Thursday, August 23, 2012

Effective Standards Evaluation

Guest blog by Karen Witting, co-chair of the IHE ITI Planning Committee 

The NwHIN Power Team has been tasked with creating metrics through which standards are assessed for Maturity and Adoptability.  Their Final Recommendation was presented to the HIT Standards Committee on 8/15/2012 and was met with approval from members of the committee.

The criteria they recommend is very detailed, requesting high/medium/low ratings on many different aspects of a standard.  The details of these criteria were also provided to the HIT Standards Committee.

The Power team has done a very complete job, listing, for each metric, attributes that would qualify the standard to belong in each of the three ratings.  Some attributes are very specific, laying out concrete metrics for things like coordinated implementations and age of oldest known conforming implementation.     Others seem concrete on the surface but have hidden challenges, like “number of organizations supporting authorship and/or review”.  The difference between number of authors and number of reviewers is pretty significant and it seems confusing to mix that together in one metric.  But most are based on the perception of the reader, things like “no references”, “few references” and “numerous references” or “few user s”, limited user” and “active user”.   

Effective Evaluation vs just Evaluation
While I might disagree with the clarity and usefulness of some of the metrics, my larger concerns are regarding the validity and level of detail called for by the metrics.  For example, under Maturity, the Stability metric lists number of releases and problem history.  It suggests that standards with more releases are less stable than those with fewer releases.  But in reality the number of releases is only tangentially related to the stability.  It is the significance of the change between releases that is much more important.  And only those very familiar with the standard can assess the significance of the change.  The same can be said regarding problem history.  As such, these “metrics” are extremely subjective, especially when in the hands of someone who is not intimately involved in the standard’s development.  Simple lack of knowledge leads to use of anecdotal evidence which results in as subjective a result as is would be achieved without the detailed criteria. 

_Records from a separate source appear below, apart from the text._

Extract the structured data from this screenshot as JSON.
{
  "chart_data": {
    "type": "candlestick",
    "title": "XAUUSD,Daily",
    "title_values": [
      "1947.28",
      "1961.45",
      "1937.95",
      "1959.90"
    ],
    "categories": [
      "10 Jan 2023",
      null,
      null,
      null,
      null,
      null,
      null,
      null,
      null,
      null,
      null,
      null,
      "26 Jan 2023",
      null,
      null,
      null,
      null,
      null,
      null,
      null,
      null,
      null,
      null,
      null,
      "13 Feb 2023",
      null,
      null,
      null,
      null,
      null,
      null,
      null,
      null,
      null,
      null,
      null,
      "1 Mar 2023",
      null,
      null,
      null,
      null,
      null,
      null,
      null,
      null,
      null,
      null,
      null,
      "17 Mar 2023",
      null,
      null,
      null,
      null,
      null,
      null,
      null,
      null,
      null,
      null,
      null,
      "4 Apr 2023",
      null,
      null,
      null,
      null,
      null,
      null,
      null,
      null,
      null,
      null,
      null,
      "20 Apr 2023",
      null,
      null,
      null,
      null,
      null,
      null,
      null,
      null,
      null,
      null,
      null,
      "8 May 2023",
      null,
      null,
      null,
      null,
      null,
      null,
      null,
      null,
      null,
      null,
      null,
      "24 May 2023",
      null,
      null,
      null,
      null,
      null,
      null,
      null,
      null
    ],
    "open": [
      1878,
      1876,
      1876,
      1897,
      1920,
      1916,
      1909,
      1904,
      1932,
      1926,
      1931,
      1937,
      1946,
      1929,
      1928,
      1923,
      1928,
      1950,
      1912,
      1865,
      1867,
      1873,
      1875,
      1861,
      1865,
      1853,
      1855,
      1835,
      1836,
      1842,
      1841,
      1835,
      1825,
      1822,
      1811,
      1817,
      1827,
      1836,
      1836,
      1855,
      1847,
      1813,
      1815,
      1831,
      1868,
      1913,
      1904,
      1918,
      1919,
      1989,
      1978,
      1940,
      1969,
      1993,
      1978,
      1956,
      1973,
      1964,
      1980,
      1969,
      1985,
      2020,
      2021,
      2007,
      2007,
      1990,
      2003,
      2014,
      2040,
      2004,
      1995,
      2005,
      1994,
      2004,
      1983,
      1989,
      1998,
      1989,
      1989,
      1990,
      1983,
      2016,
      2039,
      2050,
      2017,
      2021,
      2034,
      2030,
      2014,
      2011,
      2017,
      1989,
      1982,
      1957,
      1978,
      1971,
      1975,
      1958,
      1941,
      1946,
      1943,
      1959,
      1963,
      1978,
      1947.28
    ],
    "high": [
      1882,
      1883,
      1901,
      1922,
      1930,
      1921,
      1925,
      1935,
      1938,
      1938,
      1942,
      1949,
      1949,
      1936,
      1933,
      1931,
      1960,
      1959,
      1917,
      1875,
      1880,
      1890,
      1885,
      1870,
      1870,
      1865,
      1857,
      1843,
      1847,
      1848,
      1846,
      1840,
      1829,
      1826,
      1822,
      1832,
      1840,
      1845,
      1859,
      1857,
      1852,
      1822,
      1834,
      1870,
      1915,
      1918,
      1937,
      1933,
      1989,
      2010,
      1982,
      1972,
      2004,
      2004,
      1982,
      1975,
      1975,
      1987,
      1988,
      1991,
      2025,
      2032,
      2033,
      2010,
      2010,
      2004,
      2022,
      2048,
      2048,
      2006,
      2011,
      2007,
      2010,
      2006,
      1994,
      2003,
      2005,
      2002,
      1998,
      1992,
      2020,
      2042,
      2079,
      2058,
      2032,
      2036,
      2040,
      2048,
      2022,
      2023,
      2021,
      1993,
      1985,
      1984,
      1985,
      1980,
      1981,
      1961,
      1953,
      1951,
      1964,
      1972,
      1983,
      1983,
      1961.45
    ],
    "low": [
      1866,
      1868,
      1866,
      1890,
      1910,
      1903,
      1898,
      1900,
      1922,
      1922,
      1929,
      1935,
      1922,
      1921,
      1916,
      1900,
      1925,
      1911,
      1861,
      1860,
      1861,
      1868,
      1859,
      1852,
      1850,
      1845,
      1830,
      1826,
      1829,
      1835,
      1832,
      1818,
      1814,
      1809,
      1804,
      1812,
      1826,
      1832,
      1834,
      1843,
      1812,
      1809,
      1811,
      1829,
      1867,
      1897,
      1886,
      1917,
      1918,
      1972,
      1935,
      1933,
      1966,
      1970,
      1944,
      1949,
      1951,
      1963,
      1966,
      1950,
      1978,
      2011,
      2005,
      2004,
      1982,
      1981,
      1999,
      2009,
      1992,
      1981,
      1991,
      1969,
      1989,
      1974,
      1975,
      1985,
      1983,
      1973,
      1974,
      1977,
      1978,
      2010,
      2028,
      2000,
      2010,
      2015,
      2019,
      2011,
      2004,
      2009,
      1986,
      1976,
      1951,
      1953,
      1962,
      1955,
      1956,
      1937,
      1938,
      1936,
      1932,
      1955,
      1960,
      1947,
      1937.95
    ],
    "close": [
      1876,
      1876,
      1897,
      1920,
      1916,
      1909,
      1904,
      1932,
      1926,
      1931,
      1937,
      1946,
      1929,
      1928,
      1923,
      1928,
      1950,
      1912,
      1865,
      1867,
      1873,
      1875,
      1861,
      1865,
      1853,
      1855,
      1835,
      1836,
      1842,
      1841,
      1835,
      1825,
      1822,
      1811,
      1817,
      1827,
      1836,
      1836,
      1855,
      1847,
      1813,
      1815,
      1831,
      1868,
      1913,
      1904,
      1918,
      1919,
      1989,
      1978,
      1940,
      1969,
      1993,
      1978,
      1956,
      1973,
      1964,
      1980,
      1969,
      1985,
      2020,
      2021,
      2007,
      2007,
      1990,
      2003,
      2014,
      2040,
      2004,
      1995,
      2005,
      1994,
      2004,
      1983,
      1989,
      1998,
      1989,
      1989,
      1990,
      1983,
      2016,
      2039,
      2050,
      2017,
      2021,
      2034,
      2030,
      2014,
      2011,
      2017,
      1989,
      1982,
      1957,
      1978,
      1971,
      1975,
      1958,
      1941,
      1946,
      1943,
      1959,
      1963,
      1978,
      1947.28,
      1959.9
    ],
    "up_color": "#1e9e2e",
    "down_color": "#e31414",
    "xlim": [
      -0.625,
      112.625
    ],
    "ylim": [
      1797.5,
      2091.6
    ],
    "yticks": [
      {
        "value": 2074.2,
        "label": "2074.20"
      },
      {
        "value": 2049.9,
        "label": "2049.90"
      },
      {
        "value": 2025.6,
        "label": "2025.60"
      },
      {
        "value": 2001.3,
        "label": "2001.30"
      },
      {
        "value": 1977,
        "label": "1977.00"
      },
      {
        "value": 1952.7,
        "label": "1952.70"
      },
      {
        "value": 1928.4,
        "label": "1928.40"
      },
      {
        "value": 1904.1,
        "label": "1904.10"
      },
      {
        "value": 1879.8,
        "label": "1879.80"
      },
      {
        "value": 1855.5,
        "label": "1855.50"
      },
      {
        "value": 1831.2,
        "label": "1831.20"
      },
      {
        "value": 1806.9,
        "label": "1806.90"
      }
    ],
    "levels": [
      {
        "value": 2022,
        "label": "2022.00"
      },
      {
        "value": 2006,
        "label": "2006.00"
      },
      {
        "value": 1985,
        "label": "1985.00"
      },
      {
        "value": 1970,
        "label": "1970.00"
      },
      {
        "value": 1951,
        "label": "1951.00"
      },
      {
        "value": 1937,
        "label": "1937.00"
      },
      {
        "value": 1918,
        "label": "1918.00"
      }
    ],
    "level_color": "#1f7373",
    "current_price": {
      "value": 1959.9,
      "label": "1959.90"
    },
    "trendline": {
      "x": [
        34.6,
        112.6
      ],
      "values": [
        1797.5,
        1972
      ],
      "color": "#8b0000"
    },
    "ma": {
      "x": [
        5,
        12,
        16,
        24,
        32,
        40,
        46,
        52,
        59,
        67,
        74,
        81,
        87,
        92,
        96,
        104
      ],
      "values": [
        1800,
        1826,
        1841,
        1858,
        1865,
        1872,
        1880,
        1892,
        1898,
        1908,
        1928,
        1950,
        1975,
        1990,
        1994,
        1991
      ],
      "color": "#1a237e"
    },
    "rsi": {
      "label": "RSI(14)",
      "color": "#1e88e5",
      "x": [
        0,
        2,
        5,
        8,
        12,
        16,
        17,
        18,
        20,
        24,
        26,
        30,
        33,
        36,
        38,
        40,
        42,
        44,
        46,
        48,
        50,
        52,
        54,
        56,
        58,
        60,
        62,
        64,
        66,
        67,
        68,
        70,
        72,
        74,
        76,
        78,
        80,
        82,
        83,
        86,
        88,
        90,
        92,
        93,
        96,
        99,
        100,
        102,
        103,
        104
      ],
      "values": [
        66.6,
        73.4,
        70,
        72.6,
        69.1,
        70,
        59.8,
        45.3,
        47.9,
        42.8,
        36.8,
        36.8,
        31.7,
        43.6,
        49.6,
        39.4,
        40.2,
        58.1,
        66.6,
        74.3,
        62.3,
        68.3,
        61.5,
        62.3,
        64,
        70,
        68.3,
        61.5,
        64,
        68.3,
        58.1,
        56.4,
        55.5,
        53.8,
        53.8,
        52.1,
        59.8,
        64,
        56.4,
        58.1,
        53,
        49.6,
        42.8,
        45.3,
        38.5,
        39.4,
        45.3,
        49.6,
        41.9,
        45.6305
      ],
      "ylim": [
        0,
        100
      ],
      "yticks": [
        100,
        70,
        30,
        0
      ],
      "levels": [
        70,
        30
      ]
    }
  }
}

I observed this challenge as I listened to the NwHIN Power Team assess InfoButton as a test of their criteria.  Those doing the assessment were given only the InfoButton specification and Implementation Guide and asked to assess the standard on criteria that go way beyond anything a specification or implementation guide is designed to address.  No effort was made to gather evidence regarding implementation and deployment of the standard.  In fact, a paper assessing implementation of InfoButton ( would have provided very useful data to be considered when making the assessment.  During the discussion I heard statements such as “I don’t know anybody who has implemented this” when, in fact, 17 implementing organizations are listed in the paper spanning Health IT vendor, Healthcare organization and knowledge publisher. 

My understanding of the purpose of the NwHIN Power Teams criteria is to improve the subjective process of assessing standards by creating metrics which will enable the assessment to be done in a less subjective manner.  While the criteria developed by the NwHIN Power Team suggests that much more detailed knowledge goes into making the assessment I’m not convinced that the criteria alone will improve the subjective nature of assessing standards.  Having a detailed set of criteria is fine and probably helpful for those not familiar with standards.  But equally important, if not more important, is the need for the gathering of data on which the assessment can be based.  Through my involvement in IHE I have seen this done many times, as for each new profile we do a similar type of standards assessment.  We always assess the standards we select for maturity and adoptability.  But we do this by gathering as much data as can be reasonably gathered through web searches, queries to supporting standards bodies or requests sent through peer networks.

In the case of the assessment of Infobutton my concerns may be unfounded as this was more a test case than a true assessment.  But, this same committee did do some real assessments on NwHIN standards and I saw the same approach, very little time spent gathering data about the standard and a lot of time talking amongst people who often do not have any first-hand experience with the standard.  This is not a good process for assessing standards.

My wish is that any group which uses the NwHIN power team’s criteria ensure that, prior to doing any assessment, a thorough and complete data gathering task is completed and all reasonable data regarding the standard, its implementation and deployment are available.  All assessments are subjective, there is no avoiding that, but the more data used in making the assessment the less subjective it will be.  Having detailed criteria is only useful if the group also invests in gathering all relevant data.

IBM disclaimer:  "This postings is Karen's personal opinion and don't necessarily represent IBM's positions, strategies or opinions."